Biasanya setelah ketuban pecah disusul persalianan, pada kehamilan antara 28-34
minggu 50% persalinan terjadi dalam 24 jam ketuban pecah dini juga
menyebabkan oligohidromnion yang akan menekan tali pusat sehingga terjadi
asfiksia dan hipoksia pada janin dan membuat nutrisi ke janin berkurang serta
pertumbuhannya terganggu (Manuaba,2010).
Preeklamsia adalah sindrom spesifik kehamilan berupa berkurangnya perfusi
organ akibat vasospasme dan aktivitas endotel. Eklamsia adalah terjadinya kejang
pada wanita dengan preeklamsia yang tidak dapat disebabkan oleh hal lain.

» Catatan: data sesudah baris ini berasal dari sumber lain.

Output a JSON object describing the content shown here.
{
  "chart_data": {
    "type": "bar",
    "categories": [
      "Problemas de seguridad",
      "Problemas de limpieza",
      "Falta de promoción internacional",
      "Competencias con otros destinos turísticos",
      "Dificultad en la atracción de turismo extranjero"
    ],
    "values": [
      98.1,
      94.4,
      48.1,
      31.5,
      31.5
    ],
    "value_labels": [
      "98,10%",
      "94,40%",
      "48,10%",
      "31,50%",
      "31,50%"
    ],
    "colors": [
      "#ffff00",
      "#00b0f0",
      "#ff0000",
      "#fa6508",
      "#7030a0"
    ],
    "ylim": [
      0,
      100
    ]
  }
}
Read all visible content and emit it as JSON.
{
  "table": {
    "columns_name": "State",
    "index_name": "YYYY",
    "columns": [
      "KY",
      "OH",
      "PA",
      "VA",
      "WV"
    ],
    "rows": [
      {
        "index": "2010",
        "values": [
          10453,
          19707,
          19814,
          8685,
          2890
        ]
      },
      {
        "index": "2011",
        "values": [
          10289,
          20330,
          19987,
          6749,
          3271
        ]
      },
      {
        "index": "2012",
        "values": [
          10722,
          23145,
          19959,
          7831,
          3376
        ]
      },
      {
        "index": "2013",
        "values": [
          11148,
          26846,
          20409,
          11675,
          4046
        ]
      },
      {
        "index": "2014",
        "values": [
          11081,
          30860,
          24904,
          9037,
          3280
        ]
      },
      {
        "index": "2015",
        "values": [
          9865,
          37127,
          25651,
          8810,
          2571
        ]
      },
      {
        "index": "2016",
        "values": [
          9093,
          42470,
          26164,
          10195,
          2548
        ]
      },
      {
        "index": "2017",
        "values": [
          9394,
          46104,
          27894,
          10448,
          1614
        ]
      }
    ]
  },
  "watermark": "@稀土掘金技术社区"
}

Keadaan ini mempunyai pengaruh langsung terhadap kualitas janin karena terjadi
penurunan aliran darah ke plasenta menyebabkan janin kekurangan nutrisi
sehingga terjadi gangguan pertumbuhan janin. Normalnya pada saat proses nidasi
terjadi remodelling arteri spiralis yaitu terjadinya invasi trofoblas ke dalam
lapisan otot arteri spiralis, invasi juga memasuki jaringan sekitararteri spiralis
sehingga memudahkan arteri spiralis menjadi distensi dan dilatasi. Distensi dan
dilatasi lumen arteri spiralis memberikan dampak penurunan tekanan darah,
penurunan resistensi vaskular dan peningkatan aliran darah uteroplasenta. Namun
pada preeklamsia invasi trofoblas tidak optimal sehingga terjadi vasospasme
arteri spiralis, menjadi tetap kaku dan keras sehingga membuat aliran
uteroplasenta tidak adekuat (Cunningham et al., 2005; Prawirohadjo, 20080.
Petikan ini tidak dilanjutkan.